𝟎.𝟖

955 92 1
                                    

Setelah pengusiran itu, gue nggak ada pilihan selain buat pulang ke rumah dan berharap Ibu nggak nanya hal lebih. My feeling's mess enough today.

Rasanya tadi itu gue ngelakuin hal terbodoh. Apa itu? Gue berharap kalo pak Taeyong bakal bertindak sesuatu sebagai bentuk membela gue. But he didn't.

Tapi gue sadar apa yang terjadi sama gue hari ini adalah hasil dari kesalahan gue sendiri, yaitu terlalu tinggi berangan dan berharap sama manusia. Padahal di agama sudah dilarang untuk berharap sama manusia.

Tapi mau gimana? Gue sempet pikir kalo pak Taeyong itu berbeda karena kita udah satu bulan lebih tinggal bersama dan dia udah liat baik-buruknya gue. Apa salah kalo gue perlahan-lahan percaya dan berharap kalo dia bakal bantu gue di saat-saat susah? Kayak tadi contohnya.

Nevermind ... I deserve it.
And I swear that I'm not gonna do the same mistakes.

"Eh, Nana? Ayo, masuk." Gue ngangguk dan ngekori Ibu ke ruang tengah. Tempat keluarga besar kita sering bercengkrama, tapi terhenti sejak meninggalnya Ayah.

Ibu menaruh segelas teh di hadapanku. "Kamu ke sini sudah izin sama Taeyong?" Gue cuma bisa nunduk dan menggeleng. "Kenapa?" tanya Ibu lagi.

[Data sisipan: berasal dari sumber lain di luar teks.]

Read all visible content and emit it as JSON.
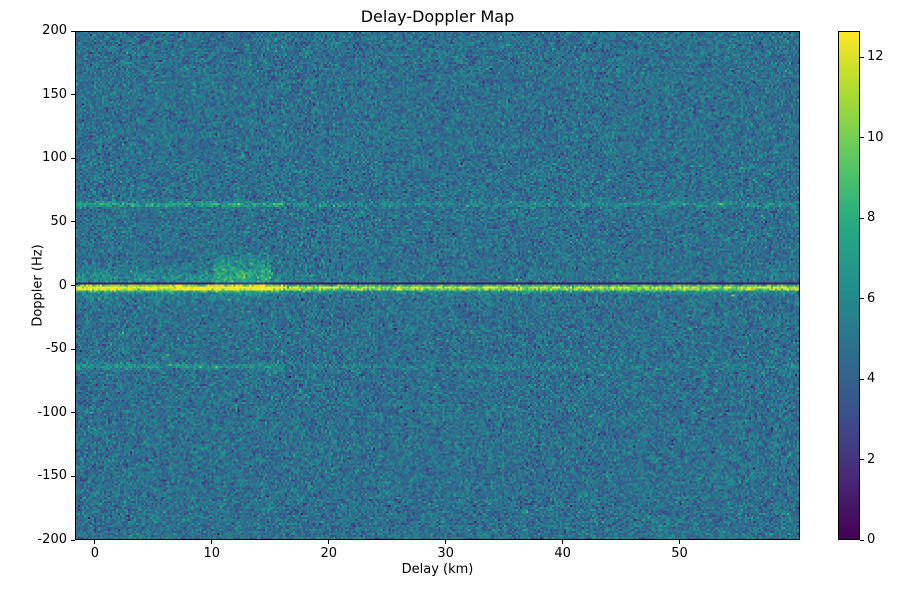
{
  "chart_data": {
    "type": "heatmap",
    "title": "Delay-Doppler Map",
    "xlabel": "Delay (km)",
    "ylabel": "Doppler (Hz)",
    "xlim": [
      -1.7,
      60.3
    ],
    "ylim": [
      -200,
      200
    ],
    "xticks": [
      0,
      10,
      20,
      30,
      40,
      50
    ],
    "yticks": [
      -200,
      -150,
      -100,
      -50,
      0,
      50,
      100,
      150,
      200
    ],
    "grid": false,
    "legend": "none",
    "colormap": "viridis",
    "colorbar": {
      "min": 0,
      "max": 12.65,
      "ticks": [
        0,
        2,
        4,
        6,
        8,
        10,
        12
      ]
    },
    "noise": {
      "mean": 4.7,
      "std": 1.05,
      "seed": 20
    },
    "features": [
      {
        "name": "specular-glow",
        "doppler_hz": 2,
        "sigma_hz": 7,
        "amp_near": 1.7,
        "amp_far": 0.4,
        "near_delay_km": 16,
        "speckle": 0.85
      },
      {
        "name": "specular-ridge",
        "doppler_hz": -2,
        "sigma_hz": 1.6,
        "amp_near": 8.5,
        "amp_far": 6.5,
        "near_delay_km": 16,
        "speckle": 0.45
      },
      {
        "name": "zero-doppler-dark-line",
        "doppler_hz": 1.2,
        "sigma_hz": 0.8,
        "mode": "set",
        "value": 0.6
      },
      {
        "name": "upper-harmonic-line",
        "doppler_hz": 64,
        "sigma_hz": 1.4,
        "amp_near": 2.8,
        "amp_far": 1.3,
        "near_delay_km": 16,
        "speckle": 0.8
      },
      {
        "name": "lower-harmonic-line",
        "doppler_hz": -64,
        "sigma_hz": 1.4,
        "amp_near": 1.9,
        "amp_far": 0.7,
        "near_delay_km": 16,
        "speckle": 0.8
      },
      {
        "name": "near-range-clutter",
        "doppler_hz": 10,
        "sigma_hz": 9,
        "amp_near": 1.7,
        "amp_far": 0,
        "near_delay_km": 15,
        "min_delay_km": 10,
        "speckle": 0.9
      }
    ],
    "points": [
      {
        "delay_km": 54.5,
        "doppler_hz": -8,
        "value": 10.5
      },
      {
        "delay_km": 13.2,
        "doppler_hz": 18,
        "value": 9.2
      },
      {
        "delay_km": 12.6,
        "doppler_hz": 10,
        "value": 9.8
      },
      {
        "delay_km": 13.0,
        "doppler_hz": 25,
        "value": 8.2
      },
      {
        "delay_km": 23.2,
        "doppler_hz": -2,
        "value": 12.0
      },
      {
        "delay_km": 30.5,
        "doppler_hz": -2,
        "value": 11.5
      },
      {
        "delay_km": 43.8,
        "doppler_hz": -2,
        "value": 11.0
      },
      {
        "delay_km": -0.5,
        "doppler_hz": -100,
        "value": 8.5
      }
    ]
  }
}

Gue diem, masih menatap kedua tangan gue yang jemarinya saling tertaut. Bingung bagaimana ngejelasin ke Ibu. Sampe gue ngehela napas dan beraniin diri untuk ngasih tau yang sebenarnya, karena bangkai pasti akan tercium suatu saat nanti.

"Pacar kak Taeyong ngusir aku," ujar gue singkat, padat, dan to the point. "Jadi aku gak lagi ngurus dia dan balik tinggal di sini."

Gue ngedongak dan menatap Ibu yang juga lagi natap gue. "Boleh, ya, Bu?" tanya gue dengan nada memelas dan penuh harap.

"Nggak bisa!"

Kak Joy dateng dari tangga yang terhubung ke lantai atas, tempat kamar gue dan kamar kak Joy berada.

"Please, ya. Lo tuh nggak tau diri banget sih. Setelah kejahatan lo ke Taeyong, lo malah balik ke sini dengan alasan pacar dia ngusir. Sadar dong hidup lo di sini tuh cuma beban!" seru dia dan gue cuma bisa nunduk diam.

"Atau jangan-jangan lo beban buat dia juga, makanya dia diem-diem nyuruh ceweknya buat acting ngusir lo? HAHA! Miris banget sih hidup lo!"

"Joy!" Kali ini, Ibu gue berseru kuat sampe gue diem-diem ketakutan. "Kamu itu kakaknya Nana, seharusnya kamu itu bantu dia bukan malah maki-maki kayak itu! Ibu aja nggak pernah maki Nana karena sebenarnya dia jauh lebih mandiri dari kamu!"

"Ya bagus dong," sahut kak Joy cepet, lalu natap gue dan tersenyum sinis. "Berarti dia nggak perlu tinggal lagi di rumah ini dan mulai belajar hidup mandiri."

Tatapan dan senyum yang kak Joy tunjukkan, serta ucapan dia barusan cukup ngejelasin gue kalo dia bermaksud menyuruh gue hidup sendiri di tempat lain, alias ngekos.

Mengingat betapa rendahnya gue di pandangan keluarga ini, membuat gue yakin kalo gue memang beban mereka doang.

"Nana pamit, Bu."

Maka, gue putuskan untuk memulai hidup yang baru tanpa kehadiran mereka lagi.

Ini akan menjadi scene tersulit di dalam cerita hidup gue. But I'm not gonna give up! Gue harus bisa nunjukkin ke mereka kalo gue mampu untuk berdiri sendiri, terutama ke kak Joy. Mungkin akan sulit di awal aja, karena selama tinggal bersama mereka, gue sudah terbiasa untuk ngelakuin segala hal sendirian.

Ah, kayaknya enggak. Semua mimpi buruk ini dimulai sejak kematian Ayah yang membawa banyak luka ke keluarga gue. I'm not blame my father for this ... I blame the scenario of destiny that God gave to us.